You should write to a friend and a teacher in the same way.
No — the register changes with the reader.
Formal or informal?
- Register = how formal your language is.
- Friend → informal: I'm, don't, friendly words.
- Teacher → formal: I am, do not, polite words, no slang.

Purpose and audience together decide how formal your writing should be
Formal or informal?
Hear the register of a phrase before you borrow it for your own writing.
You write to your head teacher. Which opening is best?
A head teacher needs formal, polite language.
Join your ideas
- Put one main idea in each paragraph.
- Link ideas: also, however, therefore.
- A short plan keeps your writing in order.
Choose a contrast word: 'I like tea. ___, I prefer coffee.'
'However' shows contrast between two ideas.
Write one polite sentence you could say to a teacher to ask for help with your homework.
Example: 'Could you please help me with my essay?'
One message, two voices
- To a friend: "Hey Sam! Fancy helping at the school fair on Sat?
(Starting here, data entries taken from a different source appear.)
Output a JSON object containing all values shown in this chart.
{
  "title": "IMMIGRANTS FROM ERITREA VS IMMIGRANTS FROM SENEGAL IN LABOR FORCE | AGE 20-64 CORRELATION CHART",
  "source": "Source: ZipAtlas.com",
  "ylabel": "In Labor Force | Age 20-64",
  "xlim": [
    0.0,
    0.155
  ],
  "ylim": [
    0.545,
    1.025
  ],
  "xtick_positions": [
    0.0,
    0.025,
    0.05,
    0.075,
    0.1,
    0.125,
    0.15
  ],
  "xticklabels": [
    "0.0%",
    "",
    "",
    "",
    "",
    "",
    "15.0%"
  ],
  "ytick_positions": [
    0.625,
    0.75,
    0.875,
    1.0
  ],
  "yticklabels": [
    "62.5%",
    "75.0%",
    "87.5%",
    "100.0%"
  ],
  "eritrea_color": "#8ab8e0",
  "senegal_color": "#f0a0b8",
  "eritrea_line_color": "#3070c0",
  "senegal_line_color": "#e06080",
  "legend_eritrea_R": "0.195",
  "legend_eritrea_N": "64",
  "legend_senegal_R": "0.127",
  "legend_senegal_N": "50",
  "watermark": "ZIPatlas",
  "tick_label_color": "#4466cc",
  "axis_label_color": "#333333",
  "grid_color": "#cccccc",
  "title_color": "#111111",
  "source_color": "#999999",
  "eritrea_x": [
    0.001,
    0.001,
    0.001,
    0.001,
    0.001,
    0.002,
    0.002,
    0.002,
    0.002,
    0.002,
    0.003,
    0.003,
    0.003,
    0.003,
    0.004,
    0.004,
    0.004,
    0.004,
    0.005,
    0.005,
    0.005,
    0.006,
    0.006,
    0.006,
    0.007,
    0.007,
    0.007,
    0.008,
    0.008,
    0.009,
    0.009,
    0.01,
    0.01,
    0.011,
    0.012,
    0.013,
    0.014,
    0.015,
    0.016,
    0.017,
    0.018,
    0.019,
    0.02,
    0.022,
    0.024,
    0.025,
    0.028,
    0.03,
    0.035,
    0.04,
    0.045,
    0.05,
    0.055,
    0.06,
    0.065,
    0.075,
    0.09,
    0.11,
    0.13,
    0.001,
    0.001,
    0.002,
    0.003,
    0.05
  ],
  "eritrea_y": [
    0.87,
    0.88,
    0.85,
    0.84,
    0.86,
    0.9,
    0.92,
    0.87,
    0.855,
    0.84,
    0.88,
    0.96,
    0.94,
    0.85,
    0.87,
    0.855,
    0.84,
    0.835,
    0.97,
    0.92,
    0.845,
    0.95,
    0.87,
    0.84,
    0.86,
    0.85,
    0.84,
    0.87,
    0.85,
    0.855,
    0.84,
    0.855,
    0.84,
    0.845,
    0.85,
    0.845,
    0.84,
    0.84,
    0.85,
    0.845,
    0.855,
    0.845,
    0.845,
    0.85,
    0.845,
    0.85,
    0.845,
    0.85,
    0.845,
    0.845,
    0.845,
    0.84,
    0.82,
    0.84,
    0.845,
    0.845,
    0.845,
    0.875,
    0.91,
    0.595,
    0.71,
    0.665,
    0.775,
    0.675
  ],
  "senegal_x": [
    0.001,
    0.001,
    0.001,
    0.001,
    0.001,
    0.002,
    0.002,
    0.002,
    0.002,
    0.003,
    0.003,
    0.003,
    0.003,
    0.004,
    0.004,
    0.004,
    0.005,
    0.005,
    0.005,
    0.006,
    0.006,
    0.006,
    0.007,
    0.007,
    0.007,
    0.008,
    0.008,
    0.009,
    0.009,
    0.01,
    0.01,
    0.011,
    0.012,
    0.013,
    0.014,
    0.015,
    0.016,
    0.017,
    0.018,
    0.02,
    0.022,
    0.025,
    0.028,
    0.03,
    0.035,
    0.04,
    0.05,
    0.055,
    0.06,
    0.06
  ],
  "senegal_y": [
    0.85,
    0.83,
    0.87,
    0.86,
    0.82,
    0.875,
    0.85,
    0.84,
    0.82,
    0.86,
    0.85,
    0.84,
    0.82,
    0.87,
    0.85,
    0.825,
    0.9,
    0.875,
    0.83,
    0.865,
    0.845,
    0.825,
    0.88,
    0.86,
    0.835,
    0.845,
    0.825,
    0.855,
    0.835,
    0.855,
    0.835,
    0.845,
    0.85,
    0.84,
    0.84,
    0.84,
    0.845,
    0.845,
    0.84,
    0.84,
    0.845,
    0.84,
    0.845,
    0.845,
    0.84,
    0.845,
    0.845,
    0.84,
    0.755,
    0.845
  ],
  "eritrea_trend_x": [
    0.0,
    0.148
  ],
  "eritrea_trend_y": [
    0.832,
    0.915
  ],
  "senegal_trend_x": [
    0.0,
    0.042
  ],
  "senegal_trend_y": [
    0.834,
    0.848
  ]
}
It'll be fun!"
- To the head: "Dear Mrs Chen, I am writing to ask whether we could hold a school fair on Saturday."
- Same request — different greeting, verbs and tone, because the reader changed.
- Pick the register before your first word: it decides Hey vs Dear, fancy vs whether we could.
Match the reader to the best opening.
The reader chooses the greeting for you — friend gets warmth, stranger gets formality.
- Know your purpose and audience first.
- Match the register to the reader.
- One idea per paragraph; link them clearly.